Mit Russlands Angriff auf die Ukraine hat das Thema Kriegsberichterstattung in vielen europäischen Redaktionen zwangsläufig an Bedeutung gewonnen. Seit Beginn des Krieges erleben wir eine Vielzahl von journalistischen Ansätzen, die Orientierung im „chaotischen Alltag des Krieges“ zu geben versuchen, wie es der Medienwissenschaftler Kevin Williams formuliert. In diesem Artikel stellt das EJO-Netzwerk Momentaufnahmen innovativer und kreativer Medienprojekte aus ganz Europa vor.
GROßBRITANNIEN
Full Fact und Ukrainecast
In Großbritannien ist die Nachfrage nach Informationen über Russlands Invasion der Ukraine groß. Zwei Formate stechen als Quellen für eine zuverlässige Berichterstattung über den Krieg besonders hervor: Full Fact und der Ukrainecast der BBC.
Immer mehr Fact-Checking
In den letzten Wochen hat das Fact-Checking zunehmend an Bedeutung gewonnen. Nach Angaben von Euronews wurde vor dem 24. Februar eine russische Desinformationskampagne gestartet, um die Ukraine als Aggressor darzustellen und so eine Invasion zu legitimieren.
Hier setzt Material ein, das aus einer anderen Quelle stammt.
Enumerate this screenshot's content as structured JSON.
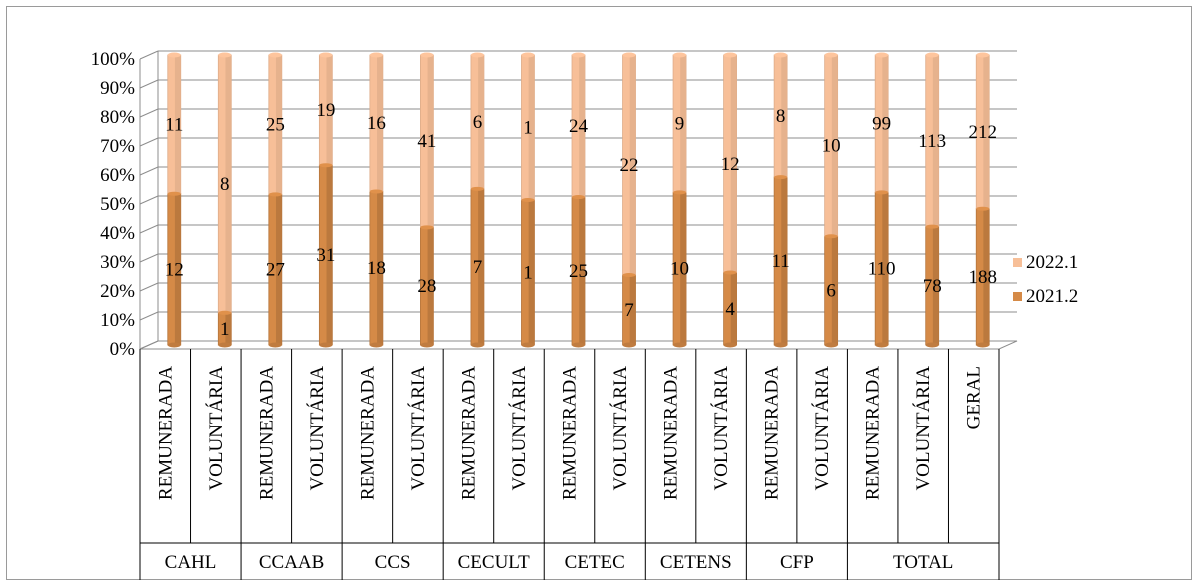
{
  "chart_data": {
    "type": "bar",
    "stacked": "percent",
    "title": "",
    "xlabel": "",
    "ylabel": "",
    "ylim": [
      0,
      100
    ],
    "y_ticks": [
      "0%",
      "10%",
      "20%",
      "30%",
      "40%",
      "50%",
      "60%",
      "70%",
      "80%",
      "90%",
      "100%"
    ],
    "categories": [
      "REMUNERADA",
      "VOLUNTÁRIA",
      "REMUNERADA",
      "VOLUNTÁRIA",
      "REMUNERADA",
      "VOLUNTÁRIA",
      "REMUNERADA",
      "VOLUNTÁRIA",
      "REMUNERADA",
      "VOLUNTÁRIA",
      "REMUNERADA",
      "VOLUNTÁRIA",
      "REMUNERADA",
      "VOLUNTÁRIA",
      "REMUNERADA",
      "VOLUNTÁRIA",
      "GERAL"
    ],
    "groups": [
      {
        "label": "CAHL",
        "span": 2
      },
      {
        "label": "CCAAB",
        "span": 2
      },
      {
        "label": "CCS",
        "span": 2
      },
      {
        "label": "CECULT",
        "span": 2
      },
      {
        "label": "CETEC",
        "span": 2
      },
      {
        "label": "CETENS",
        "span": 2
      },
      {
        "label": "CFP",
        "span": 2
      },
      {
        "label": "TOTAL",
        "span": 3
      }
    ],
    "series": [
      {
        "name": "2021.2",
        "color": "#d58a47",
        "values": [
          12,
          1,
          27,
          31,
          18,
          28,
          7,
          1,
          25,
          7,
          10,
          4,
          11,
          6,
          110,
          78,
          188
        ]
      },
      {
        "name": "2022.1",
        "color": "#f7bf98",
        "values": [
          11,
          8,
          25,
          19,
          16,
          41,
          6,
          1,
          24,
          22,
          9,
          12,
          8,
          10,
          99,
          113,
          212
        ]
      }
    ],
    "legend": "right",
    "grid": true
  }
}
Full Fact hat sich zum Ziel gesetzt, diese Art von Desinformation zu bekämpfen. Es handelt sich um eine 2009 gegründete, eingetragene Wohltätigkeitsorganisation mit Sitz in London, deren Team von unabhängigen Faktenprüfern es sich zur Aufgabe gemacht hat, Nachrichten und Inhalte in sozialen Medien zu überprüfen und zu korrigieren. Ihr Gebot ist es, unparteiisch zu arbeiten und politisch neutral zu sein.
Es ist nicht das erste Mal, dass sich die Plattform mit der Ukraine befasst, aber sie scheint ihren Fokus auf das Land verstärkt zu haben und veröffentlicht derzeit täglich Faktenchecks über den Krieg. Dazu gehört auch das Überprüfen von Videos, wie jenes Bildmaterial einer Explosion, die angeblich in der Ukraine stattgefunden haben soll, in Wirklichkeit aber bereits nach der Explosion im Hafen von Beirut im Jahr 2020 verbreitet wurde.
Analyse und Überblick
Ukrainecast, das anderes hervorstechendes Format aus Großbritannien, ist ein Podcast, der von der öffentlich-rechtlichen Rundfunkanstalt BBC zu Beginn der Invasion gestartet wurde. Er bietet Zuhörern einen kompakten Überblick über die Nachrichten sowie eine Analyse aktueller Ereignisse und hat besonders mit der Sperrung der BBC-Webseiten in Russland an Bedeutung gewonnen.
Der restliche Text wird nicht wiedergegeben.